The latest move of Abu Dhabi and UAE Central Bank is expected to soothe the fears of creditors and reduce the pressure on the pace of restructuring.

"We, however, reiterate our view that restructuring is likely to continue in Dubai's government owned entities, with higher chance of more disciplined and orderly restructuring," said Hawa.

Credit Suisse's report was upbeat on Qatar and Saudi Arabia for their forex reserves, increasing revenues and attractive valuations.

"We prefer Saudi Arabia and Qatar in the region. Saudi Arabia is the least geared economy in the GCC as its sovereign debt to GDP is only 13 per cent, while Qatari companies benefit from strong government support and should generate the highest profitability globally in 2010E with RoE and EBITDA margins of 17.2 per cent and 49.4 per cent, respectively. Qatar's valuations also appear reasonable, with a 2010E P/E of 9.8, at respective discounts of seven per cent and 24 per cent to Emea and EMF," said Hawa.

Emaar target price Dh5.25
Credit Suisse has upgraded Emaar from 'neutral' to 'outperform', while maintaining the target price of Dh5.25 per share.

The market heavy weight's shares on Dubai Financial Market ( DFM ) added 6.99 per cent and closed at Dh3.98 yesterday.

Credit Suisse is upbeat over the latest government support for Dubai World as it works as a positive catalyst for the market in general.
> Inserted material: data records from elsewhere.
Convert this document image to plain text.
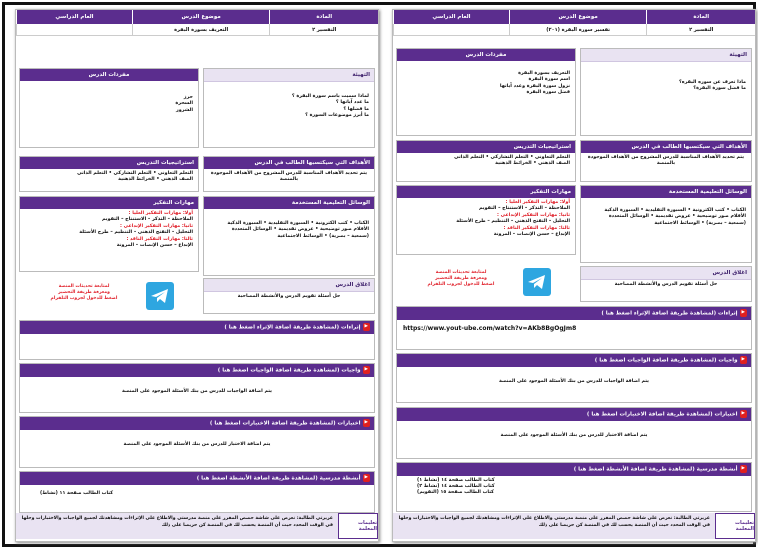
المادة
موضوع الدرس
العام الدراسي
التفسير ٢
تفسير سورة البقرة (٢٠١)
التهيئة
ماذا تعرف عن سوره البقره؟
ما فضل سورة البقرة؟
مفردات الدرس
التعريف بسورة البقرة
اسم سورة البقرة
نزول سورة البقرة وعدد آياتها
فضل سورة البقرة
الأهداف التي سيكتسبها الطالب في الدرس
يتم تحديد الأهداف المناسبة للدرس المشروح من الأهداف الموجودة بالمنصة
استراتيجيات التدريس
التعلم التعاوني • التعلم التشاركي • التعلم الذاتي
الصف الذهني • الخرائط الذهنية
الوسائل التعليمية المستخدمة
الكتاب • كتب الكترونية • السبورة التقليدية • السبورة الذكية
الأقلام صور توضيحية • عروض تقديمية • الوسائل المتعددة
(سمعية – بصرية) • الوسائط الاجتماعية
مهارات التفكير
أولا: مهارات التفكير العليا :
الملاحظة – التذكر – الاستنتاج – التقويم
ثانيا: مهارات التفكير الإبداعي :
التحليل – التفتح الذهني – التنظيم – طرح الأسئلة
ثالثا: مهارات التفكير الناقد :
الإبداع – حسن الإنصات – المرونة
اغلاق الدرس
حل أسئلة تقويم الدرس والأنشطة المصاحبة
لمتابعة تحديثات المنصة
ومعرفة طريقة التحضير
اضغط للدخول لجروب التلقرام
▶إثراءات (لمشاهدة طريقة اضافة الإثراء اضغط هنا )
https://www.yout-ube.com/watch?v=AKb8BgOgJm8
▶واجبات (لمشاهدة طريقة اضافة الواجبات اضغط هنا )
يتم اضافة الواجبات للدرس من بنك الأسئلة الموجود على المنصة
▶اختبارات (لمشاهدة طريقة اضافة الاختبارات اضغط هنا )
يتم اضافة الاختبار للدرس من بنك الأسئلة الموجود على المنصة
▶أنشطة مدرسية (لمشاهدة طريقة اضافة الأنشطة اضغط هنا )
كتاب الطالب صفحة ١٤ (نشاط ١)
كتاب الطالب صفحة ١٤ (نشاط ٢)
كتاب الطالب صفحة ١٥ (التقويم)
تعليمات المعلمة
عزيزتي الطالبة: نعرض على شاشة حصص المقرر على منصة مدرستي والاطلاع على الإثراءات ومشاهدتك لجميع الواجبات والاختبارات وحلها في الوقت المحدد حيث أن المنصة يحسب لك في المنصة كن حريصا على ذلك
المادة
موضوع الدرس
العام الدراسي
التفسير ٢
التعريف بسورة البقرة
التهيئة
لماذا سميت باسم سورة البقرة ؟
ما عدد آياتها ؟
ما فضلها ؟
ما أبرز موضوعات السورة ؟
مفردات الدرس
حرز
السحرة
الشرور
الأهداف التي سيكتسبها الطالب في الدرس
يتم تحديد الأهداف المناسبة للدرس المشروح من الأهداف الموجودة بالمنصة
استراتيجيات التدريس
التعلم التعاوني • التعلم التشاركي • التعلم الذاتي
الصف الذهني • الخرائط الذهنية
الوسائل التعليمية المستخدمة
الكتاب • كتب الكترونية • السبورة التقليدية • السبورة الذكية
الأقلام صور توضيحية • عروض تقديمية • الوسائل المتعددة
(سمعية – بصرية) • الوسائط الاجتماعية
مهارات التفكير
أولا: مهارات التفكير العليا :
الملاحظة – التذكر – الاستنتاج – التقويم
ثانيا: مهارات التفكير الإبداعي :
التحليل – التفتح الذهني – التنظيم – طرح الأسئلة
ثالثا: مهارات التفكير الناقد :
الإبداع – حسن الإنصات – المرونة
اغلاق الدرس
حل أسئلة تقويم الدرس والأنشطة المصاحبة
لمتابعة تحديثات المنصة
ومعرفة طريقة التحضير
اضغط للدخول لجروب التلقرام
▶إثراءات (لمشاهدة طريقة اضافة الإثراء اضغط هنا )
▶واجبات (لمشاهدة طريقة اضافة الواجبات اضغط هنا )
يتم اضافة الواجبات للدرس من بنك الأسئلة الموجود على المنصة
▶اختبارات (لمشاهدة طريقة اضافة الاختبارات اضغط هنا )
يتم اضافة الاختبار للدرس من بنك الأسئلة الموجود على المنصة
▶أنشطة مدرسية (لمشاهدة طريقة اضافة الأنشطة اضغط هنا )
كتاب الطالب صفحة ١١ (نشاط)
تعليمات المعلمة
عزيزتي الطالبة: نعرض على شاشة حصص المقرر على منصة مدرستي والاطلاع على الإثراءات ومشاهدتك لجميع الواجبات والاختبارات وحلها في الوقت المحدد حيث أن المنصة يحسب لك في المنصة كن حريصا على ذلك
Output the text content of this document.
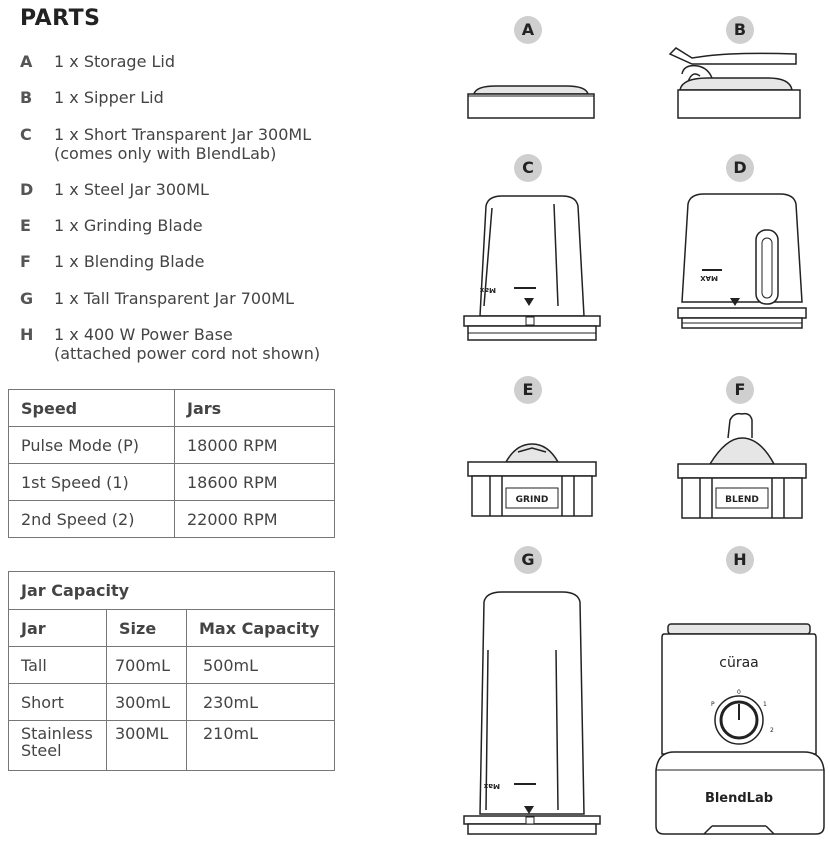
PARTS
A 1 x Storage Lid
B 1 x Sipper Lid
C 1 x Short Transparent Jar 300ML
(comes only with BlendLab)
D 1 x Steel Jar 300ML
E 1 x Grinding Blade
F 1 x Blending Blade
G 1 x Tall Transparent Jar 700ML
H 1 x 400 W Power Base
(attached power cord not shown)
Speed	Jars
Pulse Mode (P)	18000 RPM
1st Speed (1)	18600 RPM
2nd Speed (2)	22000 RPM
Jar Capacity		
Jar	Size	Max Capacity
Tall	700mL	500mL
Short	300mL	230mL
Stainless Steel	300ML	210mL
A	B
C	D
E	F
G	H
Max
MAX
GRIND	BLEND
Max
cüraa
P
0
1
2
BlendLab
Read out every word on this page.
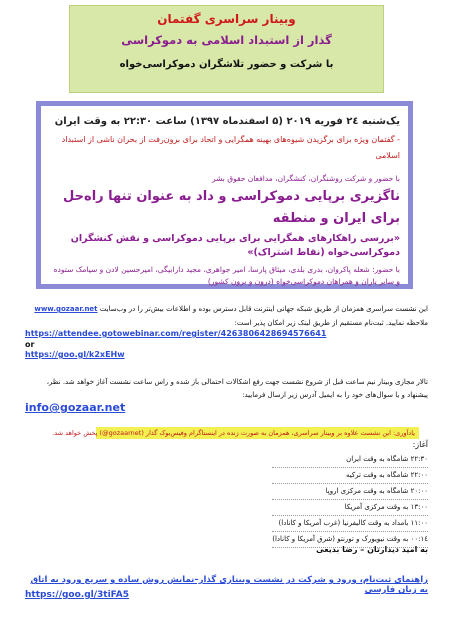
وبینار سراسری گفتمان
گذار از استبداد اسلامی به دموکراسی
با شرکت و حضور تلاشگران دموکراسی‌خواه
یک‌شنبه ۲٤ فوریه ۲۰۱۹ (۵ اسفندماه ۱۳۹۷) ساعت ۲۲:۳۰ به وقت ایران
- گفتمان ویژه برای برگزیدن شیوه‌های بهینه همگرایی و اتحاد برای برون‌رفت از بحران ناشی از استبداد اسلامی
با حضور و شرکت روشنگران، کنشگران، مدافعان حقوق بشر
ناگزیری برپایی دموکراسی و داد به عنوان تنها راه‌حل برای ایران و منطقه
«بررسی راهکارهای همگرایی برای برپایی دموکراسی و نقش کنشگران دموکراسی‌خواه (نقاط اشتراک)»
با حضور: شعله پاکروان، بدری بلدی، میثاق پارسا، امیر جواهری، مجید دارابیگی، امیرحسین لادن و سیامک ستوده و سایر یاران و همراهان دموکراسی‌خواه (درون و برون کشور)
این نشست سراسری همزمان از طریق شبکه جهانی اینترنت قابل دسترس بوده و اطلاعات بیش‌تر را در وب‌سایت www.gozaar.net ملاحظه نمایید. ثبت‌نام مستقیم از طریق لینک زیر امکان پذیر است:
https://attendee.gotowebinar.com/register/4263806428694576641
or
https://goo.gl/k2xEHw
تالار مجازی وبینار نیم ساعت قبل از شروع نشست جهت رفع اشکالات احتمالی باز شده و راس ساعت نشست آغاز خواهد شد. نظر، پیشنهاد و یا سوال‌های خود را به ایمیل آدرس زیر ارسال فرمایید:
info@gozaar.net
یادآوری: این نشست علاوه بر وبینار سراسری، همزمان به صورت زنده در اینستاگرام وفیس‌بوک گذار (gozaarnet@) پخش خواهد شد.
آغاز:
۲۲:۳۰ شامگاه به وقت ایران
۲۲:۰۰ شامگاه به وقت ترکیه
۲۰:۰۰ شامگاه به وقت مرکزی اروپا
۱۳:۰۰ به وقت مرکزی آمریکا
۱۱:۰۰ بامداد به وقت کالیفرنیا (غرب آمریکا و کانادا)
۱٤:۰۰ به وقت نیویورک و تورنتو (شرق آمریکا و کانادا)
به امید دیدارتان – رضا بدیعی
راهنمای ثبت‌نام، ورود و شرکت در نشست وبیناری گذار–نمایش روش ساده و سریع ورود به اتاق به زبان فارسی
https://goo.gl/3tiFA5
Emaar is trading at 0.6 times of price-to-book value (P/BV) as per 2010E, a 35 per cent and 52 per cent discount to Mena and global peers respectively.

"We upgrade Emaar from Neutral to Outperform and maintain our target price of Dh5.25 per share. Although we believe that Emaar doesn't need any financial support from the government," said Ahmed Badr and Hans Zayed, research analysts at Credit Suisse.

Using Sum-of-The Part-Valuation (SoTP) method, Credit Suisse has valued each business segment in each country separately. The research methodology included different discount rates for each country of operation for better ascertainment of valuations.

"We believe that Emaar 's investment properties portfolio of malls and hotels is a key value driver. About 59 per cent of our SoTP valuation for Emaar [Dh3.09 per share] is derived from the malls and the hotels businesses in Dubai mainly from Dubai Mall, Dubai Marina Mall and the Address hotels, which are currently fully operational," said the analysts.

Credit Suisse expects that recurring income from malls and hotels to reach 24 per cent of revenue in 2009E, and will increase to 37 per cent of revenue by 2012E.

"Accordingly, we believe that the market is only pricing in the value of the investment properties portfolio and not discounting the value of property sales projects in Dubai mainly Burj Dubai and other projects in regional and international markets such as Egypt, Saudi Arabia, Morocco, Turkey and Syria," they said.

While citing reasons for upgrading Emaar , Badr and Zayed said: "We believe the cancellation of the proposed merger with Dubai Holding 's real estate subsidiaries is positive as it eliminates Emaar 's exposure to additional real estate assets in Dubai."